Cover Your Walls With Martini Motorsport History: New Prints From Joel Clark Have Landed In The Shop
Joel Clark’s artwork has been a staple of the Petrolicious Shop for a few years now, so when we see his name in our inbox sharing something new we get pretty excited. On the one hand it’s always fun for us to offer more posters and prints with our readers who appreciate automotive decorations that go well beyond the fake-bullet-hole-ridden signs that say “[Manufacturer] Parking Only.” And on top of that, we’re usually keen to snag a few copies for ourselves—we vouch for everything in our shop, but everyone has their favorites and Joel’s output is consistently in that category.
His style is bold, colorful, almost cartoon-like in its contrast and saturation (the works are originally produced by layering pieces of vinyl on top of each other, with the prints made with fine art giclée on satin paper), and they are always proportionately perfect regardless of composition choices. Speaking of composition, these two Martini pieces are not the ones to get if you’re looking for a descriptive, full-car rendition of the Williams FW36 or the Alfa 155 DTM machine. They are tightly cropped, and the “faces” of the cars fall outside of the scope he’s chosen. In a sense this is very much in line with the Petrolicious mindset when it comes to classic car content: the stats and figures were published and written about dozens of years before our site came into being, so rather than retread the old ground we prefer to explore the more emotional, artistic side of the stories that these cars can continue telling to the world.
Each print is numbered and signed by the artist, and both are limited to 100 copies.

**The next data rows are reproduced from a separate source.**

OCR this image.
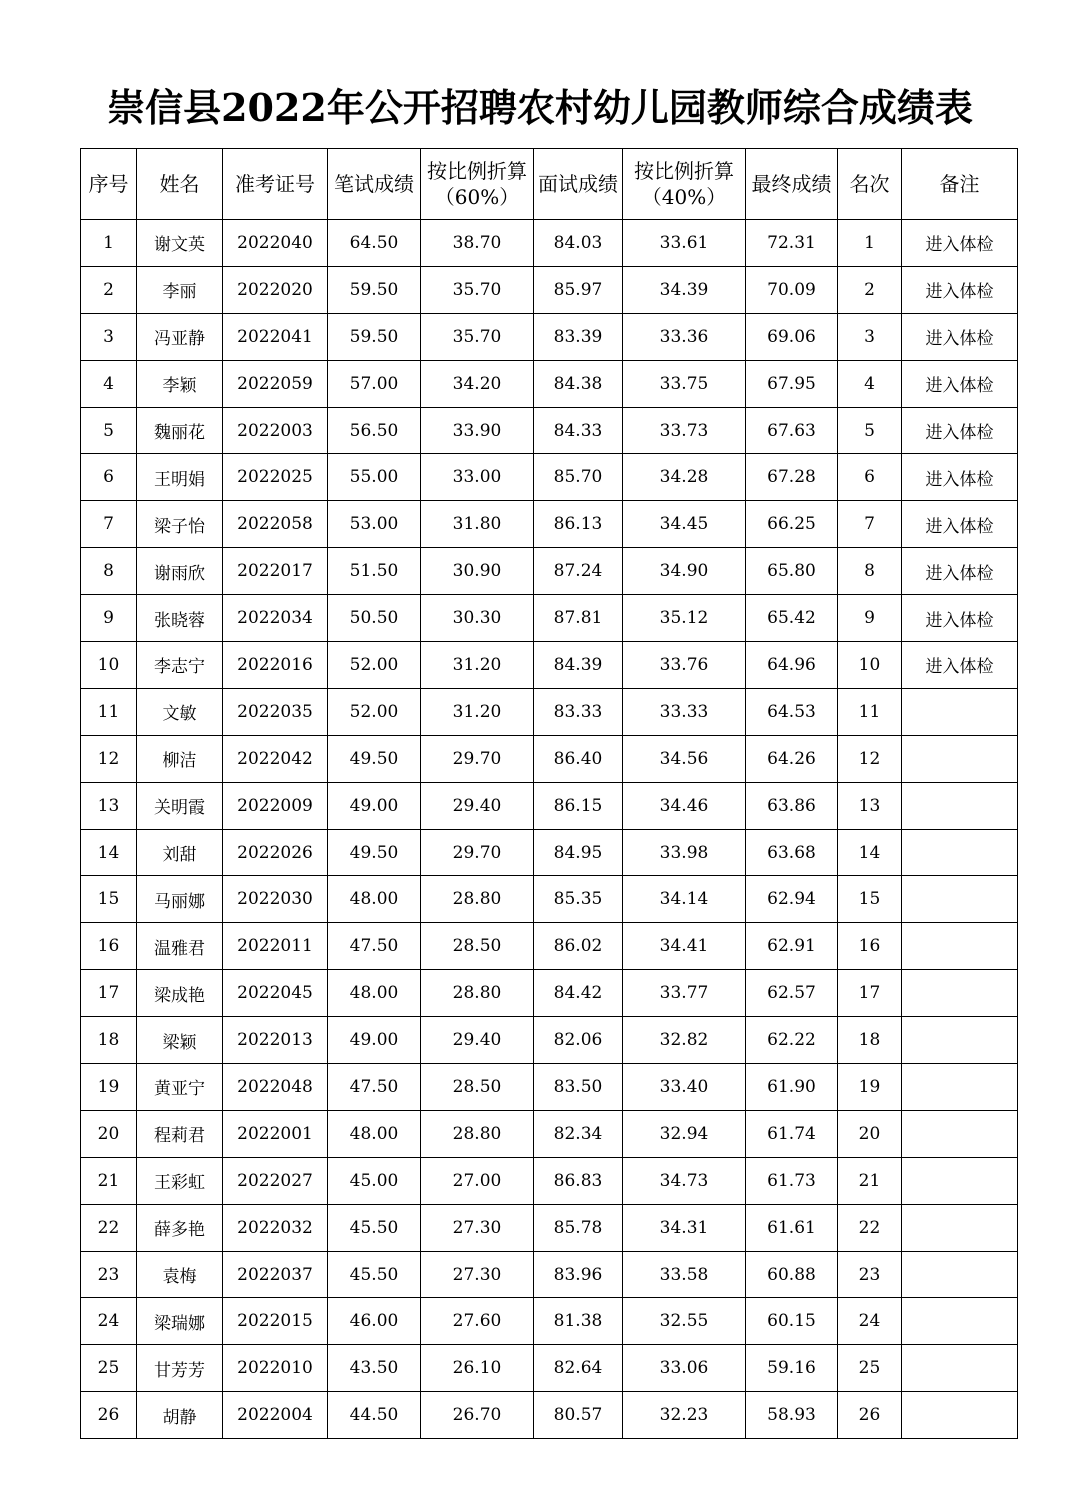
崇信县2022年公开招聘农村幼儿园教师综合成绩表
序号	姓名	准考证号	笔试成绩	按比例折算（60%）	面试成绩	按比例折算（40%）	最终成绩	名次	备注
1	谢文英	2022040	64.50	38.70	84.03	33.61	72.31	1	进入体检
2	李丽	2022020	59.50	35.70	85.97	34.39	70.09	2	进入体检
3	冯亚静	2022041	59.50	35.70	83.39	33.36	69.06	3	进入体检
4	李颖	2022059	57.00	34.20	84.38	33.75	67.95	4	进入体检
5	魏丽花	2022003	56.50	33.90	84.33	33.73	67.63	5	进入体检
6	王明娟	2022025	55.00	33.00	85.70	34.28	67.28	6	进入体检
7	梁子怡	2022058	53.00	31.80	86.13	34.45	66.25	7	进入体检
8	谢雨欣	2022017	51.50	30.90	87.24	34.90	65.80	8	进入体检
9	张晓蓉	2022034	50.50	30.30	87.81	35.12	65.42	9	进入体检
10	李志宁	2022016	52.00	31.20	84.39	33.76	64.96	10	进入体检
11	文敏	2022035	52.00	31.20	83.33	33.33	64.53	11	
12	柳洁	2022042	49.50	29.70	86.40	34.56	64.26	12	
13	关明霞	2022009	49.00	29.40	86.15	34.46	63.86	13	
14	刘甜	2022026	49.50	29.70	84.95	33.98	63.68	14	
15	马丽娜	2022030	48.00	28.80	85.35	34.14	62.94	15	
16	温雅君	2022011	47.50	28.50	86.02	34.41	62.91	16	
17	梁成艳	2022045	48.00	28.80	84.42	33.77	62.57	17	
18	梁颖	2022013	49.00	29.40	82.06	32.82	62.22	18	
19	黄亚宁	2022048	47.50	28.50	83.50	33.40	61.90	19	
20	程莉君	2022001	48.00	28.80	82.34	32.94	61.74	20	
21	王彩虹	2022027	45.00	27.00	86.83	34.73	61.73	21	
22	薛多艳	2022032	45.50	27.30	85.78	34.31	61.61	22	
23	袁梅	2022037	45.50	27.30	83.96	33.58	60.88	23	
24	梁瑞娜	2022015	46.00	27.60	81.38	32.55	60.15	24	
25	甘芳芳	2022010	43.50	26.10	82.64	33.06	59.16	25	
26	胡静	2022004	44.50	26.70	80.57	32.23	58.93	26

The FW36 was no world champ in 2014 when it raced at the hands of Bottas and Massa, but the drivers finished the season a solid 4th and 7th, respectively, and set a few fastest laps and pole position qualifying times in the process. In addition to being one of the consistent podium contenders throughout the season, the significance of the FW36 was the fact that it brought the stripes of Martini back into F1 after a lengthy absence—the last time a Martini livery graced a machine in the top rung of motorsport was in the mid 1970s when they paired with Brabham’s BT45s in 1976.

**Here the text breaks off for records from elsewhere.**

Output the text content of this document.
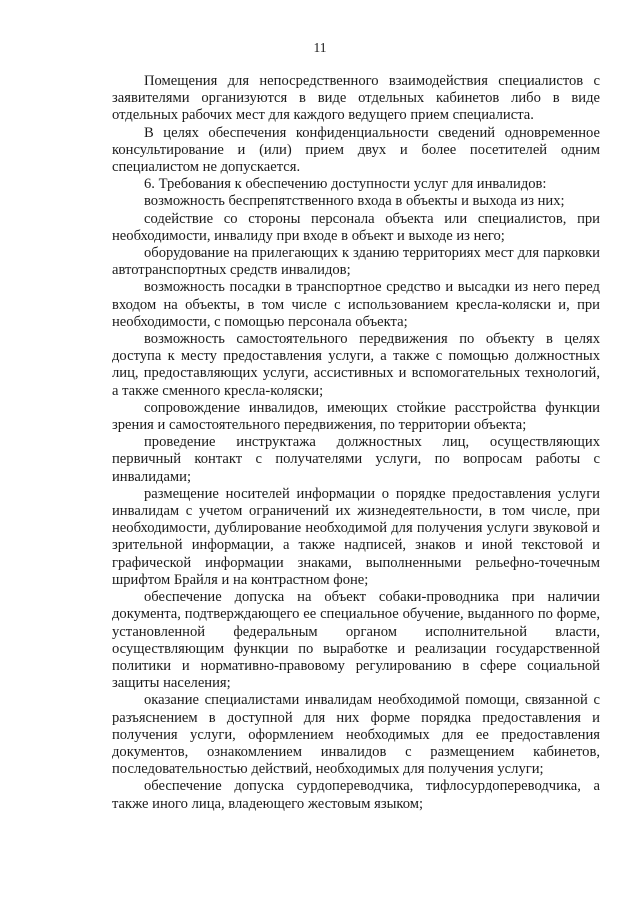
11

Помещения для непосредственного взаимодействия специалистов с заявителями организуются в виде отдельных кабинетов либо в виде отдельных рабочих мест для каждого ведущего прием специалиста.

В целях обеспечения конфиденциальности сведений одновременное консультирование и (или) прием двух и более посетителей одним специалистом не допускается.

6. Требования к обеспечению доступности услуг для инвалидов:

возможность беспрепятственного входа в объекты и выхода из них;

содействие со стороны персонала объекта или специалистов, при необходимости, инвалиду при входе в объект и выходе из него;

оборудование на прилегающих к зданию территориях мест для парковки автотранспортных средств инвалидов;

возможность посадки в транспортное средство и высадки из него перед входом на объекты, в том числе с использованием кресла-коляски и, при необходимости, с помощью персонала объекта;

возможность самостоятельного передвижения по объекту в целях доступа к месту предоставления услуги, а также с помощью должностных лиц, предоставляющих услуги, ассистивных и вспомогательных технологий, а также сменного кресла-коляски;

сопровождение инвалидов, имеющих стойкие расстройства функции зрения и самостоятельного передвижения, по территории объекта;

проведение инструктажа должностных лиц, осуществляющих первичный контакт с получателями услуги, по вопросам работы с инвалидами;

размещение носителей информации о порядке предоставления услуги инвалидам с учетом ограничений их жизнедеятельности, в том числе, при необходимости, дублирование необходимой для получения услуги звуковой и зрительной информации, а также надписей, знаков и иной текстовой и графической информации знаками, выполненными рельефно-точечным шрифтом Брайля и на контрастном фоне;

обеспечение допуска на объект собаки-проводника при наличии документа, подтверждающего ее специальное обучение, выданного по форме, установленной федеральным органом исполнительной власти, осуществляющим функции по выработке и реализации государственной политики и нормативно-правовому регулированию в сфере социальной защиты населения;

оказание специалистами инвалидам необходимой помощи, связанной с разъяснением в доступной для них форме порядка предоставления и получения услуги, оформлением необходимых для ее предоставления документов, ознакомлением инвалидов с размещением кабинетов, последовательностью действий, необходимых для получения услуги;

обеспечение допуска сурдопереводчика, тифлосурдопереводчика, а также иного лица, владеющего жестовым языком;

Everyone who loves the ’80s, touring car racing, or just plain old door-smacking, curb-hopping, spark-showering action will most likely associate the period with the E30 M3 and the 190E. But they were far from the only champs, and the era of DTM racing is so highly regarded in part because of the variety of manufacturers that competed and saw victory. Indeed, in the decade spanning 1985 to the end of 1994 (the last year of pure DTM, before it was merged into the ITC), six different marques saw themselves winning the season title: Volvo, BMW, Mercedes, Rover, Audi, and of course Alfa Corse. And while the M3 is often lauded as the high watermark, the Alfa team set the record for most wins in a single season in 1993 when Nicola Larini won 11 rounds out of the 20 (which excludes the non-points events at Donington that year).